Goldman worked for 10 years at The Coca-Cola Company in marketing roles including as head of the worldwide licensing division in 54 countries. During this time, she also worked on branding Coca-Cola for three Olympic Games.

Goldman became the CEO of Spanx in 2002. She had previously advised founder Sara Blakely on supply management until she was named CEO. As CEO, Goldman worked to bring Spanx products to 11,500 locations across the world, including standalone Spanx stores, and to the runway at New York Fashion Week. Business Insider named Goldman one of their "Sexiest CEOs Alive". She exited the position in 2014.

In August 2018, Goldman joined the board of New Avon and took over as their CEO in January 2019.

Goldman was named CEO of Tupperware Brands in October 2023. Tupperware Brands filed for Chapter 11 bankruptcy in September 2024.

===Corporate boards and investing===
Before taking over as New Avon CEO, Goldman founded her own investing and advisory firm, LA Ventures. Goldman is on the board of directors for Guess, ServiceMaster, and Joe & The Juice. Previously, she served on the boards of Francesca's, Enviroscent, and Insightpool. Goldman is also an investor in ThirdLove.

==Philanthropy and interests==
Goldman is on the board of the Carter Center, the Anti-Defamation League, and the Atlanta Committee For Progress. She is involved with Citymeals-on-Wheels, Women Corporate Directors, The Committee of 200, and Chief Executives Organization.
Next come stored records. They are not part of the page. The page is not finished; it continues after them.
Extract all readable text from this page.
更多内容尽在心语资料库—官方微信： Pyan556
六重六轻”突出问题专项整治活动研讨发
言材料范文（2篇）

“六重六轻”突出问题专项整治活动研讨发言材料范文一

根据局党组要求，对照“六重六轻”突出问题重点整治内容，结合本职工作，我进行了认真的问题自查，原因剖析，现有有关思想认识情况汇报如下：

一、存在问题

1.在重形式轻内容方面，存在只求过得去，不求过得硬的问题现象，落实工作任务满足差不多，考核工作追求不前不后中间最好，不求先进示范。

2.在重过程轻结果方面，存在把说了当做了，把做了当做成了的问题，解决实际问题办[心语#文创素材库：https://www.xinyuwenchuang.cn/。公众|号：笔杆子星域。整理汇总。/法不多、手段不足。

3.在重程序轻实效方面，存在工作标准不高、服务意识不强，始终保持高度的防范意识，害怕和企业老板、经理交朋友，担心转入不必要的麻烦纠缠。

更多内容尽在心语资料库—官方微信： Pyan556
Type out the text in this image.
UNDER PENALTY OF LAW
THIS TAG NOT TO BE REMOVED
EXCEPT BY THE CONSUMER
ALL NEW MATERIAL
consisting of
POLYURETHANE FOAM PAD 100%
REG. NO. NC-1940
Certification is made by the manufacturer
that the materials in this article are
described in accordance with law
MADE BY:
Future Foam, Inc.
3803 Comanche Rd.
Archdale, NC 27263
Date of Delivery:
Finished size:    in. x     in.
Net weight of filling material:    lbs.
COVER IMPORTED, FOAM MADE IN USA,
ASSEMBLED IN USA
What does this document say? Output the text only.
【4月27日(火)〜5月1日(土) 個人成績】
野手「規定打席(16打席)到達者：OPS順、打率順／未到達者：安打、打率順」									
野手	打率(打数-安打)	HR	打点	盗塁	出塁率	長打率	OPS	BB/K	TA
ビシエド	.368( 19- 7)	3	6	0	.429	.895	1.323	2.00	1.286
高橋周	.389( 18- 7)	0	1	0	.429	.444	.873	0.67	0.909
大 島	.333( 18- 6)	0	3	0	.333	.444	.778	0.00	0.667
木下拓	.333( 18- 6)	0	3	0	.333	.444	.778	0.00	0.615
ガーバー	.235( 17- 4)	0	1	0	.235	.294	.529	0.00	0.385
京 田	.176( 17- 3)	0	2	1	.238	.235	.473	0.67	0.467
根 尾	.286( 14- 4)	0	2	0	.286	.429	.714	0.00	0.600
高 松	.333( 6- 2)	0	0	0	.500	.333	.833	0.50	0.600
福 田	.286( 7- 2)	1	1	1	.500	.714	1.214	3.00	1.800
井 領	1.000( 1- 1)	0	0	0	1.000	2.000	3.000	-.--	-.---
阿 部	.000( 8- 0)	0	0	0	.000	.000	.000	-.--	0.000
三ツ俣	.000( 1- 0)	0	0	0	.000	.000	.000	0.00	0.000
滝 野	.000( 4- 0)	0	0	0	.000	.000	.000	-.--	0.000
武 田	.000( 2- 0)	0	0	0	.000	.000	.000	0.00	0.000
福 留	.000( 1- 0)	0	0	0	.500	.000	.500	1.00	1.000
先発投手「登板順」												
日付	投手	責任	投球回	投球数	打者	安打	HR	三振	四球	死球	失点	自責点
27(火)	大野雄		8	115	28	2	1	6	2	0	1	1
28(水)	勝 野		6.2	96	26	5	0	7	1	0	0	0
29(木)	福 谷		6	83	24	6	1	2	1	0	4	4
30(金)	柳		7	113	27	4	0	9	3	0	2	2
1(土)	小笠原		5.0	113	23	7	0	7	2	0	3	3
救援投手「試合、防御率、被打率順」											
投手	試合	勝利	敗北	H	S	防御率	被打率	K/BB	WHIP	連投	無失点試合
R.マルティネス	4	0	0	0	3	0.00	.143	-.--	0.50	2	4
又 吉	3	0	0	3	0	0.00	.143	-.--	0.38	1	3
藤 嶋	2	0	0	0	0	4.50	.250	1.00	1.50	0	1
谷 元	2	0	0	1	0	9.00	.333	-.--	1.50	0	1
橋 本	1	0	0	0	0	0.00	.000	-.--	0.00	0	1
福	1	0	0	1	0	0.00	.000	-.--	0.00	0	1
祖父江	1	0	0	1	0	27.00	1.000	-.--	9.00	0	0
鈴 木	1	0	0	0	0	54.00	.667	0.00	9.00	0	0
She was previously on the boards of the American Jewish Committee, the Jewish Federation, and Pace Academy.

Goldman has been a professional speaker for the Commonwealth Institute, the Fortune Most Powerful Women summit, Girl Scouts of the USA, and the Tulane Business Forum. In June 2018, she spoke at the Metropolitan Museum of Art on collecting art and jewelry at the "Women and the Critical Eye" event.

==Accolades==
Goldman received the National Human Relations and Leadership Award from the American Jewish Committee. She received the Human Relations award alongside Madeleine Albright in New York City presented by David Harris. She was listed as one of Ad Age's Top 50 Marketing Executives and was a Jewish Women International honoree.

Goldman carried the Olympic flame through Atlanta during the 1996 Summer Olympics.